A few photos from this game:

Lions mascots in the field. Leo did 16 back flips. (My friend counted, then said something to the effect of, "Take THAT, Doala!")

I really wanted a better picture of the Uni-President 7-Eleven Lions away uniforms -- the home ones have the Tongyi logo but the away look kind of like Oakland uniforms except that they say 7-Eleven on the front. Alas.

The fans sitting behind us had a variety of signs. I liked this one.

In the midst of the Blue Blue and Blue flags.

Final score. Shogo Akada was game hero for that go-ahead run, though honestly, I would have gone with Kishi as game hero... I'm biased, though.

Asia Series: Day 2, Game 1 - Wyverns Whomp Tianjin Lions

I must admit that I went into the Asia Series with an attitude of, "I spent 4000 yen for this Passport, and I'm going to get the most I can out of it." Since the Japan representative was not a team I normally cheer for, I ended up treating the series mostly as a social event.
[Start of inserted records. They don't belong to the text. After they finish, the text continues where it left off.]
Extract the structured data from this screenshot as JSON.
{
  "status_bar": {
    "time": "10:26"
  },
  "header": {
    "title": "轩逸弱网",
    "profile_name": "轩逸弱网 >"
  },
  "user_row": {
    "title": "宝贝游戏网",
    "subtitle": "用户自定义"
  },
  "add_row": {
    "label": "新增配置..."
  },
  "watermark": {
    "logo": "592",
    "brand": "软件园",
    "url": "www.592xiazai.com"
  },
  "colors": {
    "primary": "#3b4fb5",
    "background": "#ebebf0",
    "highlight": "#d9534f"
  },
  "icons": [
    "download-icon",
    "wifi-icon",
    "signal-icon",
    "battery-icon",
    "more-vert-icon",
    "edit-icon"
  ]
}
Which, to some extent, it was.

For the first game on Friday, the matinee featuring Korea's SK Wyverns taking on China's Tianjin Lions, I attempted to meet up with Michael Westbay when I arrived at the dome. I was about 15 minutes late to the game; he told me to join him in the seats behind home plate... of course, you can't actually GO there with a jiyuu passport, so I gave up and found a slightly better vantage point -- first row behind the SK Wyverns dugout.
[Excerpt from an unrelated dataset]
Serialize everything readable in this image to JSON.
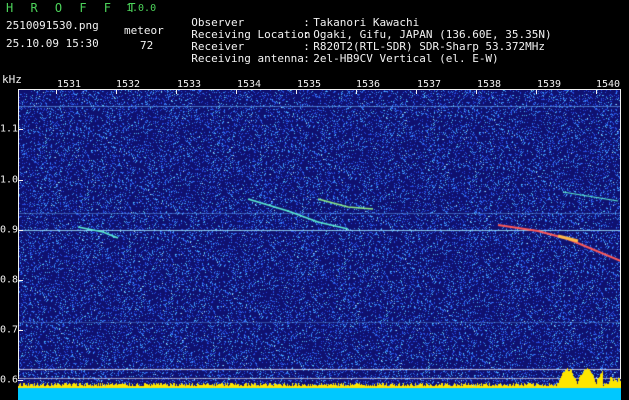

Eventually, me and my camera were joined by Westbay, Matt, and Simon, and we watched Korea pretty much stomp the Chinese representatives into the ground. Eun-Beom Song started for the Wyverns, and Wei Chen for the Lions.

The score held at 0-0 for two innings, and then the Wyverns just broke open the game in the top of the 3rd, batting around the entire order and scoring 7 runs in the process, stealing bases at will.
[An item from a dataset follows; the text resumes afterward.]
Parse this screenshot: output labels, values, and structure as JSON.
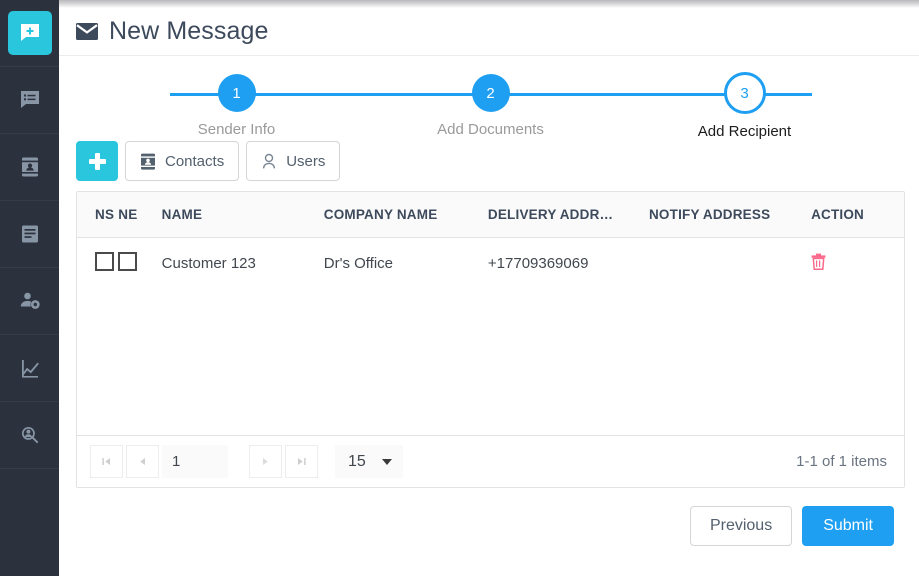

After that the Chinese team sort of seemed to lose concentration on the game and not only made terrible fielding errors but even simple baserunning errors. In the bottom of the 4th, there was a runner at first with one out, and the batter hit a pop fly out to left field. The runner had already gotten past second base, so when the ball was caught he started sort of jogging/walking back to first base. We were all like "DUDE, WHAT ARE YOU DOING, RUN RUN RUN" but he didn't, so the Wyverns left fielder threw in the ball and the runner was tagged out.

The game was called after 7 innings on the mercy rule with a score of 15-0. Jae-Hyun Kim just added insult to injury by blasting a home run into the empty right-field seats in the top of the 7th.

To be fair, Tianjin's players have some potential -- some great outfield arms there and a lot of speed. They just sort of gave up way too easily.

Some photos:

Wyverns starter Eun-Beom Song.

Lions starter Wei Chen.

SK Wyverns cheering section in the infield.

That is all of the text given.